According to global risk consultancy CheckRisk, humans’ desire to recognise patterns and symmetry tend to “con” us. “The only way to avoid this trap is to look outside of the VaR box, the problems of symmetry, and to use tools that may help in reining in our predispositions,” CheckRisk says in its latest client note “An early warning risk system is indispensible for any investor wishing to take advantage of and/or avoid risk.”
CheckRisk says that short-term risk is decreasing but long-term risk is increasing. The client note says: “To be clear the short term, meaning six months, outlook is benign given the recent sell-off which we forecast in April of this year.
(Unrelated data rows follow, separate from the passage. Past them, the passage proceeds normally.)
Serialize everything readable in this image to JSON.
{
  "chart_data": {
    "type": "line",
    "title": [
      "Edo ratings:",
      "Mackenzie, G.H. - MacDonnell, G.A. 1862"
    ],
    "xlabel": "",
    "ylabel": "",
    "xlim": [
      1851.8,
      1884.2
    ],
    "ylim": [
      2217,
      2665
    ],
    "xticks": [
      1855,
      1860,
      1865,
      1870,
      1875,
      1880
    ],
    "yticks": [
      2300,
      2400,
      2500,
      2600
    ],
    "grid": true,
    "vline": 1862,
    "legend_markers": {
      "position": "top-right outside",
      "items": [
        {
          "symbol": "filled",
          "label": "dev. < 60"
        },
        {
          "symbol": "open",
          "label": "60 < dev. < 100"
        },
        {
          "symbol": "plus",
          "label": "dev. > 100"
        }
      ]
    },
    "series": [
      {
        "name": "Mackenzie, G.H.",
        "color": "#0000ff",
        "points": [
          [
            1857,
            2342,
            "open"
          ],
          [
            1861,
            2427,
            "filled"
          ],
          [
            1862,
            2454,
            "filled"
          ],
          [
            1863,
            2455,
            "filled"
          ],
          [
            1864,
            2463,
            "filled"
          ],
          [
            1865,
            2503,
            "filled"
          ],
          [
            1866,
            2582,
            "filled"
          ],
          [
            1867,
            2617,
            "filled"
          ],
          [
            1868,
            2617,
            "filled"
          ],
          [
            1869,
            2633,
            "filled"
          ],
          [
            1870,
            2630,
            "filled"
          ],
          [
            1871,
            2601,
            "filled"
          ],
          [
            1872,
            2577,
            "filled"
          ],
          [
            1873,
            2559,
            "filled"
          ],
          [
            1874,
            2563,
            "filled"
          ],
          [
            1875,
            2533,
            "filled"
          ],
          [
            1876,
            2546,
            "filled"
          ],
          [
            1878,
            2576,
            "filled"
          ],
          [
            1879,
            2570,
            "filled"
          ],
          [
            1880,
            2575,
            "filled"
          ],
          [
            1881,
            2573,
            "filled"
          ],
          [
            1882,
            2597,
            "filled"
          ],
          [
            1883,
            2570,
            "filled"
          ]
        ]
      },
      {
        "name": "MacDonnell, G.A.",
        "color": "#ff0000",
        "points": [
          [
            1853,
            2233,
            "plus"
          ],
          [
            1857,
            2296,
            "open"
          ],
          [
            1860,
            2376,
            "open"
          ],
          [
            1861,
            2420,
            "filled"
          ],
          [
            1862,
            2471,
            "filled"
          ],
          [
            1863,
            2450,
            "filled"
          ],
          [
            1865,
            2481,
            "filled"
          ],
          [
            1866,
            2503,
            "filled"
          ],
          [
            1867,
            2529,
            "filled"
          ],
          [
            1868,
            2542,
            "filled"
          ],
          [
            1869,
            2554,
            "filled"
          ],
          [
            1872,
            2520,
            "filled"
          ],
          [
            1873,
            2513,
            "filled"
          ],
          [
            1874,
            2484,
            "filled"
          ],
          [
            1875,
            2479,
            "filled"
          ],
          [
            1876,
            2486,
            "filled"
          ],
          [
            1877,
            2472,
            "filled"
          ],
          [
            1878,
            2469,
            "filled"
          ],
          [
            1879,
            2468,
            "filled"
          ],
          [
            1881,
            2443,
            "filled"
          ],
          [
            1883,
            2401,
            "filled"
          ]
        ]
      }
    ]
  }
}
“The longer term into 2016 is looking tougher, and we are mainly concerned with the period 2017 to 2020 for financial market risk. The long-term risk outlook is dependent on two principal risk factors: inflation and global GDP growth. These two risk factors are influenced by a whole host of others but unless inflation and global GDP growth accelerate it is clear that the burden of debt on the world will at some stage become too much.”
The problem for humans is that risk appears to us as a non-linear and asymmetric force for most of the time, which is the main reason that VaR as a system for predicting risk “cannot possibly work”.
The search for patterns and symmetry in financial markets may well be alchemy,” CheckRisk says. “Technical analysis, with the possible exception of relative strength indicators, flow of funds data and momentum indicators, are for the most part pattern recognition and subject to all of the biases and failings we mention. A technical pattern does not predict the future.”
The consultancy quotes scientist Mario Livio’s 2005 book, “The Equation that Couldn’t be Solved”: “Because our brains are so fine tuned to detect symmetry, is it possible that both the tools that we use to determine the laws of nature and indeed our theories themselves have symmetry in them partly because our brains like to latch onto the symmetric part of the universe and not because it’s the most fundamental thing?”